LE MAGASIN DES SUICIDES



Une famille tient depuis des générations le Magasin des Suicides. Les gens y viennent donc acheter une bonne corde pour se pendre, un parpaing à s'attacher aux jambes pour couler au fond du fleuve, des lames de rasoir affutées...
Tout va pour le plus mal dans le pire des mondes. Et la famille Tuvache vit au jour le jour, "heureuse".
Jusqu'à ce qu'ils testent une capote poreuse lors d'un de leurs rapports sexuels (ils étaient tellement contents de pouvoir enfin tester un de leurs produits : le préservatif percé pour attraper toutes sortes de maladies hautement mortelles), seulement madame Tuvache tombe enceinte. C'est leur troisième enfant. Les deux autres sont parfaits : Vincent (parce que Van Gogh) est anorexique, migraineux, et passe son temps à créer des explosifs ; Marylin (parce que Monroe) est complexée à mort par son corps, s'ennuie à mourir et a l'impression que sa vie ne sert à rien.
Alan (parce que Turing) dès tout petit commence à sourir... Malheur et catastrophe, Lucrèce (parce que Borgia) et Mishima (parce que Yukio), les parents, veulent à tous prix nier cette vérité. Mais Alan grandissant certaines doses de bonheur et d'optimisme deviennent vite intolérables et dangereuses pour la prospérité du magasin.

Ce roman de Jean Teulé met en scène une famille aux allures de famille Addams, et pour notre plus grand plaisir parvient à gérer un humour de premier degré à se plier de rire.
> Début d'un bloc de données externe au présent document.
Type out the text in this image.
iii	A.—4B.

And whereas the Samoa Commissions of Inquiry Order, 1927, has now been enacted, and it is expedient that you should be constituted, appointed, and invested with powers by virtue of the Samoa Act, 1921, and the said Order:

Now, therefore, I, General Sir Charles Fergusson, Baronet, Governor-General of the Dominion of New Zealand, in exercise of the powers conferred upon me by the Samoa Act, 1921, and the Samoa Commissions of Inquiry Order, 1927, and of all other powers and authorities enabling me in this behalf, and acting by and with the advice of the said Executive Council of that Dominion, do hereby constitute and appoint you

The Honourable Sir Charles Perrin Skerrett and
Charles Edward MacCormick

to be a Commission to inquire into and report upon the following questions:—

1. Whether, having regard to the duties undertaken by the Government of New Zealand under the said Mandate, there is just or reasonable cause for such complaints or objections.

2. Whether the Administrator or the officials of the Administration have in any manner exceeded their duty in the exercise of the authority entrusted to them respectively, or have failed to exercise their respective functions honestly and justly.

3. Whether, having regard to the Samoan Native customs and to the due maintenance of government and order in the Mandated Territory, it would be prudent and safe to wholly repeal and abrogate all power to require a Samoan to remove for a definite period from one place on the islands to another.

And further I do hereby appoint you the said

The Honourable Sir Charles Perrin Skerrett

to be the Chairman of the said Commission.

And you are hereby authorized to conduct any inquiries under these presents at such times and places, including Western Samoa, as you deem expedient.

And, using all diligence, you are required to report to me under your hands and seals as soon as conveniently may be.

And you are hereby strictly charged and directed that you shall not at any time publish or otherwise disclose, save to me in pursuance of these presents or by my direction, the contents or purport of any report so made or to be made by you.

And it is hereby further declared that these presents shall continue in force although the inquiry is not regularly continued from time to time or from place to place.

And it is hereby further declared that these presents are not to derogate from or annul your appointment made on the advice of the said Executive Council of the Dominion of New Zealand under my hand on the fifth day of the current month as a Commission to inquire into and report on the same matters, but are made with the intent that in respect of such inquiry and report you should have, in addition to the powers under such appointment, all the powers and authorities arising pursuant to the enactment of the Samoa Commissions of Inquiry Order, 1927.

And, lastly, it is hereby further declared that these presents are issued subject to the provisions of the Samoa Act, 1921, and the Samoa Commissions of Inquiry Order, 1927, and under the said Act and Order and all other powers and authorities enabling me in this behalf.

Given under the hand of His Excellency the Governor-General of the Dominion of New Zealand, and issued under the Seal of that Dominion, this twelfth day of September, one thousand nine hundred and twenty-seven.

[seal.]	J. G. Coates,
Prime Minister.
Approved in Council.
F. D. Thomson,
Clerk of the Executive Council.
Il invente des situations cocasses, des répliques hilarantes (le livre très court est d'ailleurs essentiellement écrit sous forme de dialogues).
Ainsi Teulé tourne en dérision le grand tabou du suicide et la cupidité des petits commerçants, tous leurs "trucs" pour vendre, leur "code de conduite".

Dommage tout de même qu'à la fin Teulé ce soit laissé un peu aller à une sorte d'optimisme niais. ça devient limite le monde des bisounours d'une gentille petite famille qui ne demandait qu'à être heureuse. ça aurait pû fonctionné sauf que pour moi, ça passe pas, c'est trop... trop parfait.
Donc une histoire qui tombe un peu à plat pour moi mais qui m'aura tout de même fait passer un agréable moment.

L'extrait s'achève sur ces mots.